There were a lot of signs that this was not your typical animated series, what with its hero being a grumpy ogre and hating basically everything. There were also a great deal of digs at the Disney Corporation, and one in particular was amusing when Princess Fiona starts singing to a bird. Like the Disney heroines, the bird is drawn to her and sings back, and it looks like a nice lovely duet until Fiona starts hitting a high note. It goes so high, in fact, that it makes the bird implode. Fiona looks startled ... and then steals the bird's eggs, cooking them for breakfast. It was a nice jab at Disney and fit in well with the themes of the movie, plus it cemented the fact that Fiona wasn't as innocent and regal as she appeared to be at first.

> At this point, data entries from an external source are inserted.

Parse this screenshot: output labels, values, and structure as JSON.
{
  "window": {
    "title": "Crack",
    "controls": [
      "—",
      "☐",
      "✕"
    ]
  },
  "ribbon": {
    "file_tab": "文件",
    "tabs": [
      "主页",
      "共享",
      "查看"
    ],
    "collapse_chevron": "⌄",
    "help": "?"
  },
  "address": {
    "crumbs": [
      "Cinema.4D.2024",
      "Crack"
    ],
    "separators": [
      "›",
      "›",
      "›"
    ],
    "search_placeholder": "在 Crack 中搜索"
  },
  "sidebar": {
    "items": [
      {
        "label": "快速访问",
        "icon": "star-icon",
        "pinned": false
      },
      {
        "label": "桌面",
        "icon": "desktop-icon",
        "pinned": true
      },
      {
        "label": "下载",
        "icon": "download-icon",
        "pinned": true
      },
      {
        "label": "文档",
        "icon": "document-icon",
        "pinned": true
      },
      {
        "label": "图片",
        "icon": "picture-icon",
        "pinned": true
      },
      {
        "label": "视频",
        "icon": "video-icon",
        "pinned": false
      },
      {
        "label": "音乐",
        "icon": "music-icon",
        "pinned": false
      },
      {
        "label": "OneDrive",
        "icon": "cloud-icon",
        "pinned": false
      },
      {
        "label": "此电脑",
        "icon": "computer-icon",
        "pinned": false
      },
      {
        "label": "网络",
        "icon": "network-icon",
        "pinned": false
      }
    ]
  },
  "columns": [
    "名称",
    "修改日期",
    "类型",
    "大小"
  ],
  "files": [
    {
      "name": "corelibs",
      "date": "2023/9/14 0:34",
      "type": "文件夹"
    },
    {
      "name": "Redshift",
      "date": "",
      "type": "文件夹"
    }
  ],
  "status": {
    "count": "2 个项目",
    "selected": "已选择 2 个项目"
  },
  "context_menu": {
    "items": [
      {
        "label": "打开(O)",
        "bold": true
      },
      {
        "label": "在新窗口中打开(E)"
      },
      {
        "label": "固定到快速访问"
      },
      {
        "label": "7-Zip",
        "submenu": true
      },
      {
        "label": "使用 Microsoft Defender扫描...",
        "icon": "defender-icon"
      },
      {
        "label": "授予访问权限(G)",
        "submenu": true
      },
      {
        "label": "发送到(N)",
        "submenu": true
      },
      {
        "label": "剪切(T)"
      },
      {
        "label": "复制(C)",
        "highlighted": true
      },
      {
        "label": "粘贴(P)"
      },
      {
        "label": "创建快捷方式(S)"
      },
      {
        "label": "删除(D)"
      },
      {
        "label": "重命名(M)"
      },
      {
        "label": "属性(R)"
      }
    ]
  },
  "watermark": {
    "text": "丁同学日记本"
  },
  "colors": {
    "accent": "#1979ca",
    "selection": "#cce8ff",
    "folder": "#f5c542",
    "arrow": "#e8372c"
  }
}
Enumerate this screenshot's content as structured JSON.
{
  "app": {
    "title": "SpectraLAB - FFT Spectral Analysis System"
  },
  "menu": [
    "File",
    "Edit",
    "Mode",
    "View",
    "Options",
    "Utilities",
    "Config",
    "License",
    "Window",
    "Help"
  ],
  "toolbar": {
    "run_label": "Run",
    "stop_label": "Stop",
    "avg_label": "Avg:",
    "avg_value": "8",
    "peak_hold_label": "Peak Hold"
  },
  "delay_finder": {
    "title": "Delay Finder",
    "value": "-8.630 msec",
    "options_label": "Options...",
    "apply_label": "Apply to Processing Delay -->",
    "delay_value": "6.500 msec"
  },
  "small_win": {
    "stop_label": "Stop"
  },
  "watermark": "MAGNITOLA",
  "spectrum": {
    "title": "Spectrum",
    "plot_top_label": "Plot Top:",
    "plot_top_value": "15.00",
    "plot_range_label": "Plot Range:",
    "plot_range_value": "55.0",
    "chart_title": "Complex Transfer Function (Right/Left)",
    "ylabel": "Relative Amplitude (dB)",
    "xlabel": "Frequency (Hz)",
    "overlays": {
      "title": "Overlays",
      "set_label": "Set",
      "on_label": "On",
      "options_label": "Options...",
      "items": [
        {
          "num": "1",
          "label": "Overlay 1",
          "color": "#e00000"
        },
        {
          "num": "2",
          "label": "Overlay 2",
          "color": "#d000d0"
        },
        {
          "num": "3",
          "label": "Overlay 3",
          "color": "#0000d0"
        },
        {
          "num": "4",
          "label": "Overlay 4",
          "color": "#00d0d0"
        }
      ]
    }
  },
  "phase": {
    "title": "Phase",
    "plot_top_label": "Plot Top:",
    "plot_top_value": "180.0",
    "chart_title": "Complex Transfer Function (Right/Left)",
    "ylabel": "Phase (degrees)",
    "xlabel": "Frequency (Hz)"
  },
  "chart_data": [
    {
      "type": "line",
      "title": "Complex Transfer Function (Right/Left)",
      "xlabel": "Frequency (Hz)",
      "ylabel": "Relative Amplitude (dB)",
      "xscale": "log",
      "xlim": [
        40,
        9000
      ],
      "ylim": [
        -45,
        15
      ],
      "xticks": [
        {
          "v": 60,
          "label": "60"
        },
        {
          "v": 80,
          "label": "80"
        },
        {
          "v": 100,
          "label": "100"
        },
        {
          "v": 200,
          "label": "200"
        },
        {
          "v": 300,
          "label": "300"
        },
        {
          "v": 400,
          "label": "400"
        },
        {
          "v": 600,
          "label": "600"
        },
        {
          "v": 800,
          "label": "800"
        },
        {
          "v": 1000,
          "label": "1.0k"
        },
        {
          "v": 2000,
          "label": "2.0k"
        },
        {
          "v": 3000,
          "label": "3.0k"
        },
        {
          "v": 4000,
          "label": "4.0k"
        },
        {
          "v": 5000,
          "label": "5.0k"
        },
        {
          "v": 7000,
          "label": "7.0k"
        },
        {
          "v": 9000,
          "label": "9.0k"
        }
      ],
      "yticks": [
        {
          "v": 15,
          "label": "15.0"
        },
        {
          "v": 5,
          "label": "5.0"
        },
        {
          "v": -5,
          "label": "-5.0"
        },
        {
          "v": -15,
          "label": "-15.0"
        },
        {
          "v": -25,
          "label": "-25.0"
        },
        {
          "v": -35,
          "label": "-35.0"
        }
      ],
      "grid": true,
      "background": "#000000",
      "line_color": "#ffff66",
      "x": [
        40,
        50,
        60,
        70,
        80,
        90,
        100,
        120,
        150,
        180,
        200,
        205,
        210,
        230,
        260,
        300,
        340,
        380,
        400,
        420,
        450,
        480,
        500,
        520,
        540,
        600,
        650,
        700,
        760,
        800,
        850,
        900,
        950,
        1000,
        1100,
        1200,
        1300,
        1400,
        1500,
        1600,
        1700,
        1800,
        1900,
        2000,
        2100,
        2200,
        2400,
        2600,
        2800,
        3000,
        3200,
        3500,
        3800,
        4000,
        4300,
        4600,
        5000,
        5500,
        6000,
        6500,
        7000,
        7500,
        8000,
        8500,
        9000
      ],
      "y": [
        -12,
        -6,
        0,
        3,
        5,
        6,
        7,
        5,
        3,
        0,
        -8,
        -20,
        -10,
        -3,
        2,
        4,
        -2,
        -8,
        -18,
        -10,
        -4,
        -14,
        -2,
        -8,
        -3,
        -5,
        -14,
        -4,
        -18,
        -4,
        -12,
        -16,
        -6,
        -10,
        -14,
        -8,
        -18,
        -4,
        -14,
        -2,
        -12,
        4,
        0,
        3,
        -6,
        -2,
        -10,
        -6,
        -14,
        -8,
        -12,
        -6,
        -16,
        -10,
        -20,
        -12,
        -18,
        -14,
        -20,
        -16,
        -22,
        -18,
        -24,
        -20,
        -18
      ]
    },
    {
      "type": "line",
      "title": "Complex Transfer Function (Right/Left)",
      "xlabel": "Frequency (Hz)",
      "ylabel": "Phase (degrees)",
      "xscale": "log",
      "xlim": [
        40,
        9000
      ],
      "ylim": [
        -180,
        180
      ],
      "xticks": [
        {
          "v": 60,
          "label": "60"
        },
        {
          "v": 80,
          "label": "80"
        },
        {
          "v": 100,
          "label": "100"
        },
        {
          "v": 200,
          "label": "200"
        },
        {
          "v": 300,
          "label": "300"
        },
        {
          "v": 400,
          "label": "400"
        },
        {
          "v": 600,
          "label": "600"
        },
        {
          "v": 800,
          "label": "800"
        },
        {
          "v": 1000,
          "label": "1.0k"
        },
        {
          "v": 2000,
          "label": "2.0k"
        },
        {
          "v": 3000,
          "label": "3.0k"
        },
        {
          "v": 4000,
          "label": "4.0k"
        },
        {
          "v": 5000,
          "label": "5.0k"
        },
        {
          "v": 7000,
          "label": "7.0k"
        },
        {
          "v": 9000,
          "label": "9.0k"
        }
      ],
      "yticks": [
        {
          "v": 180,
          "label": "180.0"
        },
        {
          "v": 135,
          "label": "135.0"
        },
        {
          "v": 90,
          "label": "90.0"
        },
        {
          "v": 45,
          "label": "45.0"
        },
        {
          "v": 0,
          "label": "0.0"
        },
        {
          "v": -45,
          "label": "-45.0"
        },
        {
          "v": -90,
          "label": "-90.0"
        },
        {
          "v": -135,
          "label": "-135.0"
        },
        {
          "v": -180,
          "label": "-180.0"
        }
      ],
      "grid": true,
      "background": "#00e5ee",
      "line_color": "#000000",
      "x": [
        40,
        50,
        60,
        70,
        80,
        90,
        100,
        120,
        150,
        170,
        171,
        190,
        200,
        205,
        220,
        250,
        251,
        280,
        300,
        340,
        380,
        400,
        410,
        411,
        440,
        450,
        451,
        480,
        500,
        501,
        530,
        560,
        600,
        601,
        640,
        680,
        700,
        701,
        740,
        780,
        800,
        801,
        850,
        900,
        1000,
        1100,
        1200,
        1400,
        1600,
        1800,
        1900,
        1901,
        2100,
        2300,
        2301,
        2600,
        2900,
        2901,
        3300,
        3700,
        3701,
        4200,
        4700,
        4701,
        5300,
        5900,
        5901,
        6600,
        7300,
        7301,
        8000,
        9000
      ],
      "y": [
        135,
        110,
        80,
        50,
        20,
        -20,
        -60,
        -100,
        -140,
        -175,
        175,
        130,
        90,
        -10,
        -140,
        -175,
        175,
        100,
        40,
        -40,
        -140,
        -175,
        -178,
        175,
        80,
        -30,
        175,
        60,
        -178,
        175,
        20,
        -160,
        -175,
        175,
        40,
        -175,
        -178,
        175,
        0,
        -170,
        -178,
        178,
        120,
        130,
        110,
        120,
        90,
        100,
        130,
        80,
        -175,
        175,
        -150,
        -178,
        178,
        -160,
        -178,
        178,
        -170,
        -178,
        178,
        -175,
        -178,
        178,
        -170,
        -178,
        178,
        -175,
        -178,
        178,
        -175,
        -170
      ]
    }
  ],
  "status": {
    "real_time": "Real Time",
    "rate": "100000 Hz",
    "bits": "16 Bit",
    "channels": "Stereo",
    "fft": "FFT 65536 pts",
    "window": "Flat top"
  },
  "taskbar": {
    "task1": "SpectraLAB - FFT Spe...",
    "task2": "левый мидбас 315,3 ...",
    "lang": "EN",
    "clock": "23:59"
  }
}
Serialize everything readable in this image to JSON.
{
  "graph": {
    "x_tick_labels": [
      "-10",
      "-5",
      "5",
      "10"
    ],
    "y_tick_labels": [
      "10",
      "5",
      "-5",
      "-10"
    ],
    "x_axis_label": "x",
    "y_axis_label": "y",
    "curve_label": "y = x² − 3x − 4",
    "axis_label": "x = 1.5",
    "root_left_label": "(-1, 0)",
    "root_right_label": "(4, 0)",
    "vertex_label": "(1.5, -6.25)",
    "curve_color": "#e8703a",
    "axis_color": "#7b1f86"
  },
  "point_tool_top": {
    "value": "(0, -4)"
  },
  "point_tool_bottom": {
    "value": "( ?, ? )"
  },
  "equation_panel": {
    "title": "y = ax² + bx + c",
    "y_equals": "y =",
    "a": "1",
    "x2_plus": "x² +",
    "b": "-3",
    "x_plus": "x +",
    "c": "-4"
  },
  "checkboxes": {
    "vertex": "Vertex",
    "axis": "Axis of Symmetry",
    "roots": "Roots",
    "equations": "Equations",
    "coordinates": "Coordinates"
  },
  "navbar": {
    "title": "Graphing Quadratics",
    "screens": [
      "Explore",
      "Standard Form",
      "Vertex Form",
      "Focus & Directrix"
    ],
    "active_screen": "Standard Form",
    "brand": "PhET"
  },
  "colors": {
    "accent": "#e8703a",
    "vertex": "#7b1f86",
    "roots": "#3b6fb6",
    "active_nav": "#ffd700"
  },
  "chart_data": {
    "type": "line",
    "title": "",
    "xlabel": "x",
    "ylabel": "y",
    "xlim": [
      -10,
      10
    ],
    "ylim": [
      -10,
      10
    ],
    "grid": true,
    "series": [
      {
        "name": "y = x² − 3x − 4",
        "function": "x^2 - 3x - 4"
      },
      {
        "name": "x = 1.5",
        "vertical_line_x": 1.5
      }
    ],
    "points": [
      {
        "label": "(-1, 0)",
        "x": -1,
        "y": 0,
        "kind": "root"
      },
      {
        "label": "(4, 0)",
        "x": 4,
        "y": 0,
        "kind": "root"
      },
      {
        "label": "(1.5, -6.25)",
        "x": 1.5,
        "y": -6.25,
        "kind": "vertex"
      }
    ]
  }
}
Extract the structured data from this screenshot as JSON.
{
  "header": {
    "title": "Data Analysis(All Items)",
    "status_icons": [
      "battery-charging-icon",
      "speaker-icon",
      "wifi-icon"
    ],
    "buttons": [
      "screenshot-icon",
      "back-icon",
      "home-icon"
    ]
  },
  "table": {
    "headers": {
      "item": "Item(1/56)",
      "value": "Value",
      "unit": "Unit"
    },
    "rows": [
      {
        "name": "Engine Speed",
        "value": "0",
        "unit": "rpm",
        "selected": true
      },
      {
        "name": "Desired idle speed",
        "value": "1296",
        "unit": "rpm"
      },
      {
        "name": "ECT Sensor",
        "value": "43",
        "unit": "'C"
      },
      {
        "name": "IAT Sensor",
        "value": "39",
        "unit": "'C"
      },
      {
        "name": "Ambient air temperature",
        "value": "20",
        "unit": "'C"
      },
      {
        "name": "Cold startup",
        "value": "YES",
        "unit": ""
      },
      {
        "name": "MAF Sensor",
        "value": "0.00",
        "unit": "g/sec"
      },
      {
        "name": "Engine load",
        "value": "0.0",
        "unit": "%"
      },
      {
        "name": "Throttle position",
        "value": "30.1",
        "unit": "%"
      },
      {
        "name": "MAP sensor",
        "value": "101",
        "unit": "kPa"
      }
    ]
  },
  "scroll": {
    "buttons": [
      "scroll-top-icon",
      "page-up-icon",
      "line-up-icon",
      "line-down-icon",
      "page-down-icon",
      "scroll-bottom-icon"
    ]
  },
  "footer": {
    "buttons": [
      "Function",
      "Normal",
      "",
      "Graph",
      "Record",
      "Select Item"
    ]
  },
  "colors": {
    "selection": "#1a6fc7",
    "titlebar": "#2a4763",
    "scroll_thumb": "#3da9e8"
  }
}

The Addition of Puss in Boots
The trio of Shrek, Fiona, and Donkey was cemented from the first film, so when they announced a new character would burrow into the group, it was viewed with some skeptism. Would the character fit in or just feel like they forced him in? This became a pointless concern from the very first time Puss in Boots showed up in the film, and when Antonio Banderas' smooth Spanish accent could be heard. Hairball! With his adorable big eyes and Zorro-like sword skills, Puss was a welcome addition to the series.
Shrek the Third
Listen, this is not to say the entire movie was a mistake. There were some genuinely amusing scenes, lines, and worthwhile moments in the third film. As a whole, however, it didn't have the same spirit, wit, or heart that the first two films boasted. Perhaps it was because of the lack of subtly at times, like when Arthur basically spells out his parental abandonment issues at the fire, or how Shrek's nightmares about Fiona's pregnancy are blatantly on the nose. It was difficult to believe that Arthur's last speech would be enough to 'fix' everything, and by that point it seemed like he was the main character more than Shrek. It wasn't a bad film, it just was a dip in quality for the series, and since most of the first two movies were fantastic, it's really the only glaring problem in an otherwise strong franchise. Sorry, Shrek the Third. Hopefully Shrek Forever After won't follow in your footsteps.